Q: In the docufilm in Wanted one of your band members describe the blues as music exchanged among humans. For you blues is everything.  You have brought it to Italy and you have transformed it into a very special Italian blues from Emilia… How does blues integrate in your lifestyle and cuisine?

ZF: Blues is also a lifestyle. The first time I travelled to New Orleans to produce the album Spirito Divinoor to Memphis for Oro, Incenso e Birra, I found many similarities between the Afro-American way of living their life and my own one. When from the plane I saw for the first time the Mississippi, the riverside, poplar trees and the wetlands I felt I was on the river Po where I grew up in Emilia (in Italy). Their main dish is fried catfish, an unusual dish which is also typical from Emilia only not everywhere in Italy.

Catfish and eel are delicatessen from Emilia and South Veneto (two Northern regions in Italy).

If you ask a person in Napoli (in Southern Italy) whether he eats catfish, he would be surprised.

In Louisiana I even found dark reddish river crabs. But it’s also about the lifestyle, the countryside, the agriculture, the big families …

And I said to myself ‘I am truly at home here in Louisiana’. Blues is also my lifestyle between the sacred and the profane like us people from Emilia where we have movie characters such as Don Camillo (a feisty priest) and Peppone (a Communist).
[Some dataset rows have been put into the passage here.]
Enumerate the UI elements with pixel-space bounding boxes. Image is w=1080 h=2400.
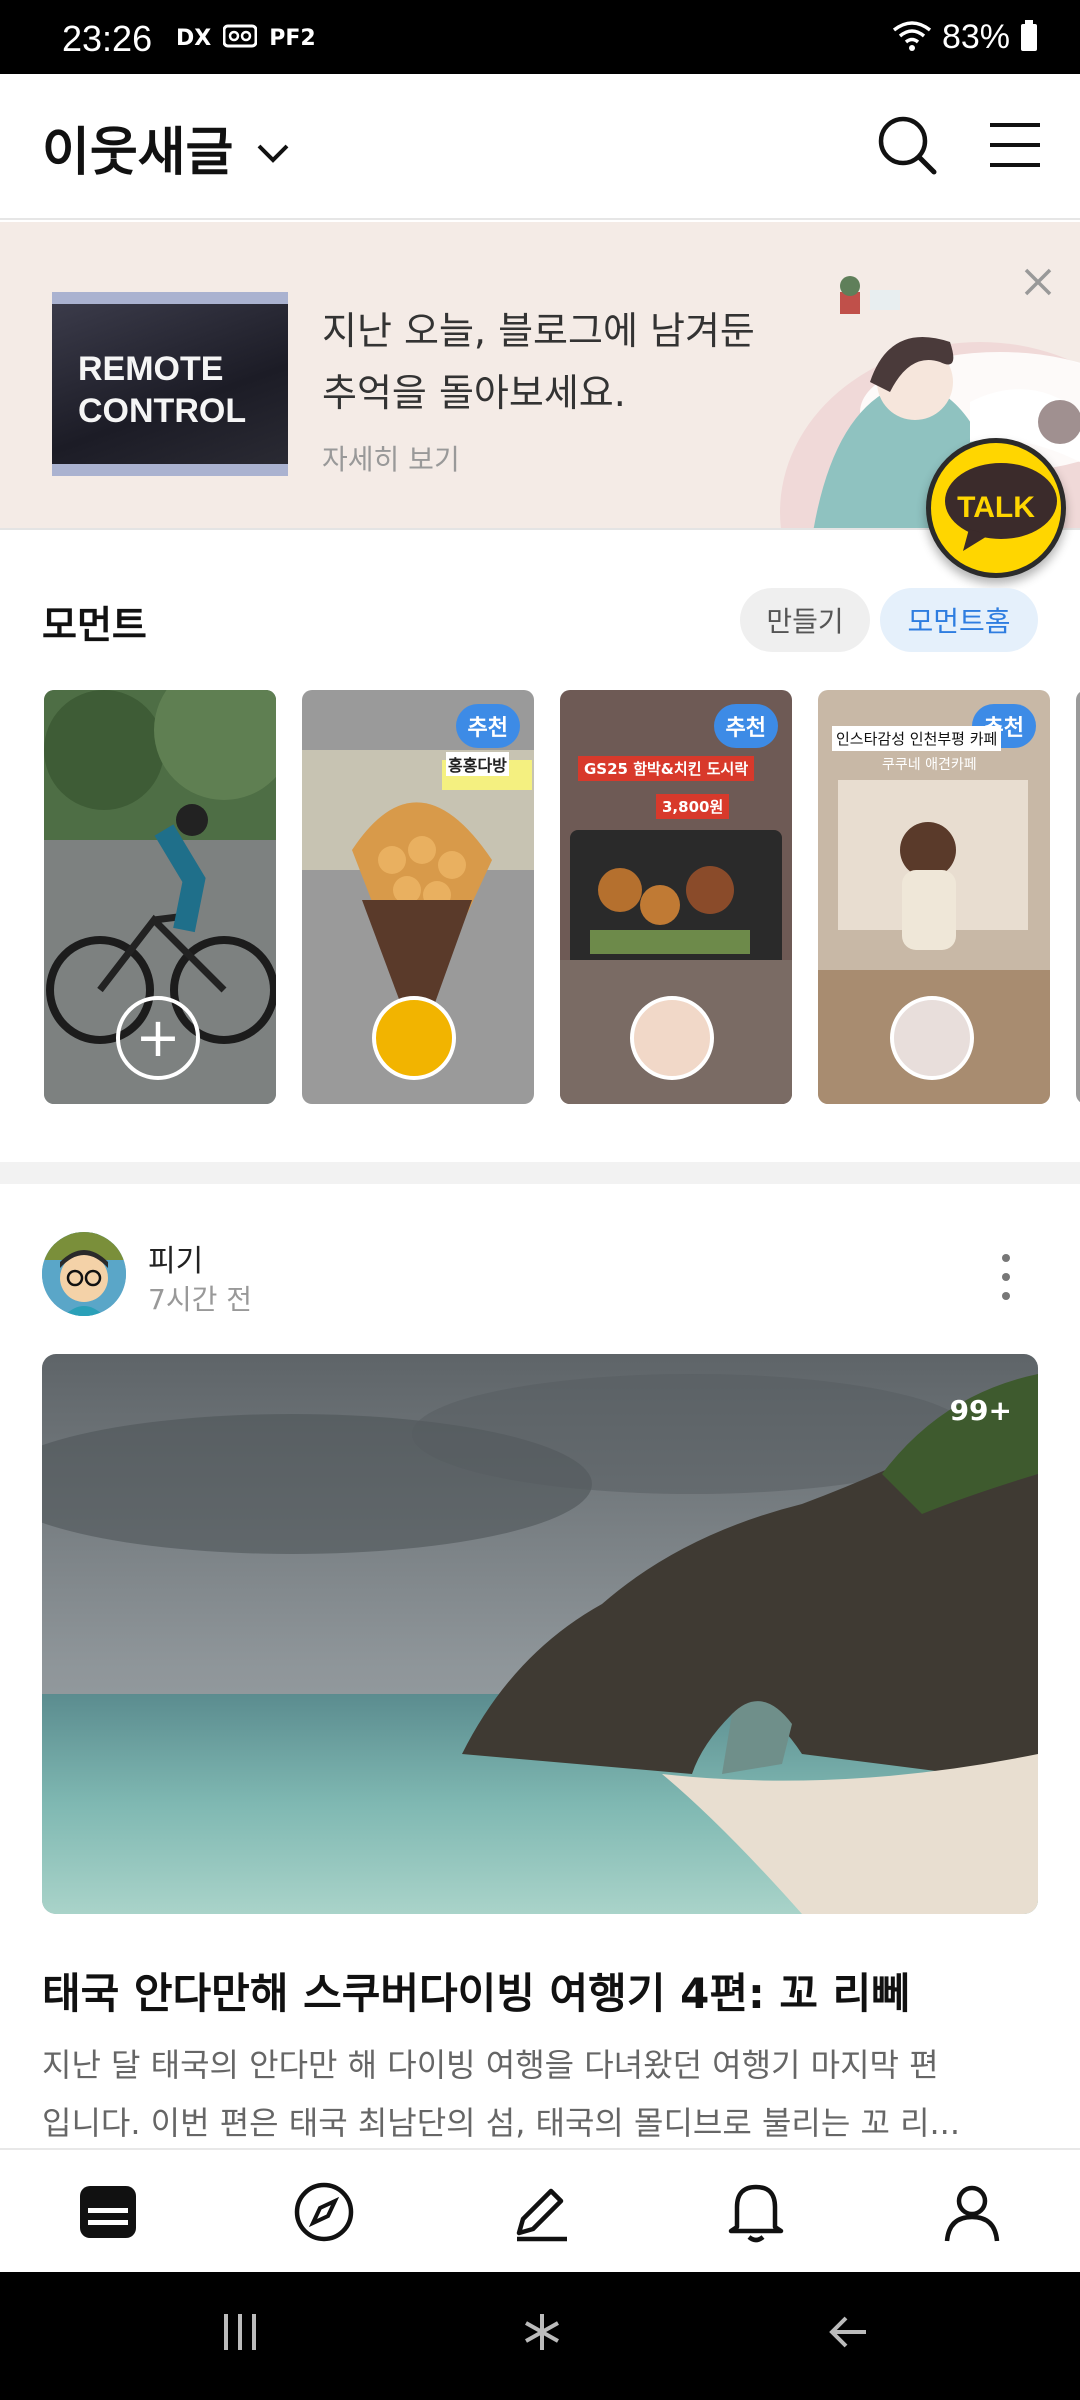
search-icon[interactable] <box>876 114 938 180</box>
back-icon[interactable] <box>826 2312 868 2356</box>
banner-line-2: 추억을 돌아보세요. <box>322 371 626 415</box>
moment-caption: 홍홍다방 <box>446 752 509 776</box>
moments-title: 모먼트 <box>42 603 147 647</box>
section-divider <box>0 1162 1080 1184</box>
menu-icon[interactable] <box>990 120 1040 174</box>
add-moment-icon[interactable]: + <box>116 996 200 1080</box>
status-bar: 23:26 DX PF2 83% <box>0 0 1080 74</box>
nav-explore[interactable] <box>288 2176 360 2248</box>
moment-price: 3,800원 <box>656 794 730 819</box>
banner-message: 지난 오늘, 블로그에 남겨둔 추억을 돌아보세요. <box>322 300 755 424</box>
moment-card[interactable]: + <box>44 690 276 1104</box>
moments-carousel[interactable]: + 추천 홍홍다방 추천 GS25 함박&치킨 도시락 3,800원 추천 인스… <box>44 690 1080 1104</box>
battery-icon <box>1020 19 1038 56</box>
home-icon[interactable] <box>522 2312 562 2356</box>
moment-card[interactable]: 추천 인스타감성 인천부평 카페 쿠쿠네 애견카페 <box>818 690 1050 1104</box>
chevron-down-icon <box>255 118 291 178</box>
banner-more-link[interactable]: 자세히 보기 <box>322 438 460 478</box>
moment-home-button[interactable]: 모먼트홈 <box>880 588 1038 652</box>
moment-subcaption: 쿠쿠네 애견카페 <box>882 757 977 773</box>
thumb-text-2: CONTROL <box>78 392 247 430</box>
voicemail-icon <box>222 24 258 52</box>
nav-notifications[interactable] <box>720 2176 792 2248</box>
nav-profile[interactable] <box>936 2176 1008 2248</box>
pencil-icon <box>516 2188 567 2242</box>
avatar <box>890 996 974 1080</box>
photo-count-badge: 99+ <box>949 1394 1012 1427</box>
moment-tag: GS25 함박&치킨 도시락 <box>578 756 755 781</box>
moment-create-button[interactable]: 만들기 <box>740 588 870 652</box>
person-icon <box>944 2185 1000 2242</box>
nav-write[interactable] <box>504 2176 576 2248</box>
status-time: 23:26 <box>62 18 153 59</box>
talk-label: TALK <box>957 491 1035 524</box>
banner-thumbnail: REMOTE CONTROL <box>52 292 288 476</box>
post-title[interactable]: 태국 안다만해 스쿠버다이빙 여행기 4편: 꼬 리뻬 <box>42 1960 910 2021</box>
app-header: 이웃새글 <box>0 74 1080 220</box>
thumb-text-1: REMOTE <box>78 350 224 388</box>
dx-icon: DX <box>176 25 212 51</box>
nav-feed[interactable] <box>72 2176 144 2248</box>
feed-icon <box>80 2186 136 2238</box>
author-name[interactable]: 피기 <box>148 1236 203 1280</box>
compass-icon <box>294 2182 354 2242</box>
recent-apps-icon[interactable] <box>222 2312 258 2356</box>
wifi-icon <box>892 20 932 56</box>
status-icons: DX PF2 <box>176 24 316 52</box>
recommended-badge: 추천 <box>713 704 778 748</box>
memory-banner[interactable]: REMOTE CONTROL 지난 오늘, 블로그에 남겨둔 추억을 돌아보세요.… <box>0 222 1080 530</box>
post-photo[interactable]: 99+ <box>42 1354 1038 1914</box>
moment-card[interactable]: 추천 홍홍다방 <box>302 690 534 1104</box>
recommended-badge: 추천 <box>455 704 520 748</box>
post-time: 7시간 전 <box>148 1283 252 1316</box>
bottom-navigation <box>0 2148 1080 2272</box>
post-excerpt-line: 지난 달 태국의 안다만 해 다이빙 여행을 다녀왔던 여행기 마지막 편 <box>42 2046 939 2084</box>
moment-caption: 인스타감성 인천부평 카페 <box>832 726 1002 751</box>
moment-card[interactable] <box>1076 690 1080 1104</box>
battery-percent: 83% <box>941 18 1010 56</box>
feed-selector[interactable]: 이웃새글 <box>42 110 291 185</box>
author-avatar[interactable] <box>42 1232 126 1316</box>
pf2-icon: PF2 <box>269 25 316 51</box>
system-navigation-bar <box>0 2272 1080 2400</box>
post-excerpt[interactable]: 지난 달 태국의 안다만 해 다이빙 여행을 다녀왔던 여행기 마지막 편 입니… <box>42 2036 1038 2152</box>
close-icon[interactable] <box>1018 262 1058 306</box>
talk-button[interactable]: TALK <box>926 438 1066 578</box>
page-title: 이웃새글 <box>42 123 234 183</box>
avatar <box>372 996 456 1080</box>
more-options-icon[interactable] <box>994 1252 1018 1306</box>
post-excerpt-line: 입니다. 이번 편은 태국 최남단의 섬, 태국의 몰디브로 불리는 꼬 리..… <box>42 2104 961 2142</box>
bell-icon <box>728 2184 784 2243</box>
banner-line-1: 지난 오늘, 블로그에 남겨둔 <box>322 309 755 353</box>
moment-card[interactable]: 추천 GS25 함박&치킨 도시락 3,800원 <box>560 690 792 1104</box>
avatar <box>630 996 714 1080</box>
Q: You have never conformed to fashion trends. Quite the opposite, you have created your own style which is difficult to imitate and that transcends fashion trends.  Where do you get the inspiration for your image? Where does the look of your big hats and the big coats come from

ZF: The hatcomes from my childhood when I used to watch my grandfather Roberto Fornaciari also known as Camella who was thin, tall, and walked with an authoritative pace. He wore a countryside-style top hat in a dark brown colour which was typical from Emilia. He also had a beard and a long coat like a bandit from Romagna called Passator Cortese. In my boy’s eyes his big hat and beard made him very charismatic and he did not talk much either, which gave the impression to be a wise man.

When I started playing in bands, I wanted to create a distinctive look, so I wore the top hat and the rest is history. Fans started calling me ‘the man with the hat’ or ‘the singer with the hat’ and these days, if I don’t have my hat with me on stage, I would not feel myself.

Later I added on the long coat similar to the ones worn by the Far West gunmen like sheriffs. I feel comfortable and at ease in these clothes on stage. I never consulted a stylist or a look maker because I am a simple man. But I am very proud of one thing, in particular. When I presented Miserere in Bologna I wore colourful bell bottoms in the flower power Seventies style and the top hat, round glasses like in the film Interview with the Vampire, well before the movie was released.  The day after that presentation, I received two telegrams which I still treasure: one from Versace and one from Armani. Both said more or less the same thing: ‘Thank you for anticipating the fashion trend for next year’. This is for me a huge compliment!!


Q: The festival season is upon us in England. You will play at Hyde Park and Cornbury which are attended by lots of families with young kids. Why do you think they are so popular here and not in Italy which is a family country?

ZF: Several promoters have tried to introduce the festival culture in Italy but without much success. They are popular everywhere in Europe (not just in England but also Germany and Holland) with lots of people camping with kids. But not in Italy, maybe because Italians love being more comfortable and less adventurous.I would love for a week-long festival similar to Cornbury to be popular in Italy where people can be free. I loved the Woodstock festival and the spirit was incredible.